Tasks and workflows: High-resolution data-model integration, model diagnostics, and predictive skill evaluation using multi-source flood data.
Disc space: 1 TB
Memory: 100 GB
GPU: Depends upon the selected model and data products.
vCPU: This project will heavily rely on CPU.
Timeline: May 2024 – December 2024
Security and Compliance Requirements: NA
additional project description:
Operational and research efforts are focused on providing flood forecasts with greater accuracy, higher spatiotemporal resolution, and improved uncertainty quantification. However, accurate and reliable flood prediction still remains a unique challenge due to the lack of open-source flood hazards and risk datasets. Many sources of flood datasets come with restrictions on data sharing, and hence the datasets are not accessible to the public or research communities. In addition, we are currently underutilizing various flood information sources that could be used for model calibration, forecast verification, and risk analysis. Last, but not least, individual datasets have their own limitations, and no single database can comprehensively describe spatiotemporal dynamics of flooding.

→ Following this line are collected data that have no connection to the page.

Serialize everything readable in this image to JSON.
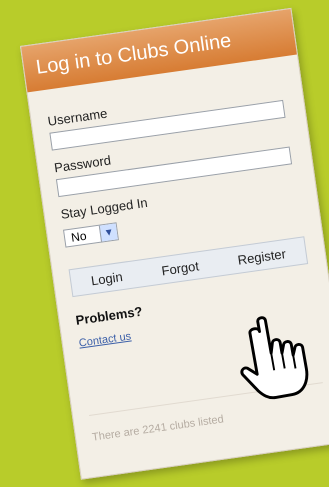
{
  "header": {
    "title": "Log in to Clubs Online"
  },
  "form": {
    "username_label": "Username",
    "password_label": "Password",
    "stay_logged_in_label": "Stay Logged In",
    "stay_logged_in_value": "No",
    "buttons": {
      "login": "Login",
      "forgot": "Forgot",
      "register": "Register"
    }
  },
  "help": {
    "problems": "Problems?",
    "contact": "Contact us"
  },
  "footer": {
    "text": "There are 2241 clubs listed"
  },
  "colors": {
    "background": "#b8cc2a",
    "header": "#d77c33",
    "link": "#3b5fa8"
  },
  "icons": {
    "dropdown": "chevron-down-icon",
    "cursor": "hand-pointer-icon"
  }
}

We will address this challenge by developing methods to (i) identify types of open-source observational flood data, (ii) compile data into a unified, consistent database, (iii) extract different hydrologic/hydrodynamic attributes, and (iv) disseminate open-access data for future research and operational applications.
Key Questions:
What are the available open source observational flood data for better spatiotemporal characterization of flooding?
How do you compile and/or present a unified, consistent database?
What insights can you get from the data? What are the different hydrologic/hydrodynamic attributes associated with each type of observational flood data and how can it be extracted?
How do you disseminate for future research applications? (e.g., Github, Hydroshare,..)
@sepehrkrz - Sepehr will provide access to GIS workstation for ArcGIS and QGIS.
For Google Earth Engine - Please use 2i2c JupyterHub (Data Workflow 101 image).
Please provide UA username for getting access to GIS workstation.
Summer institute request access has been successfully implemented. Closing issue.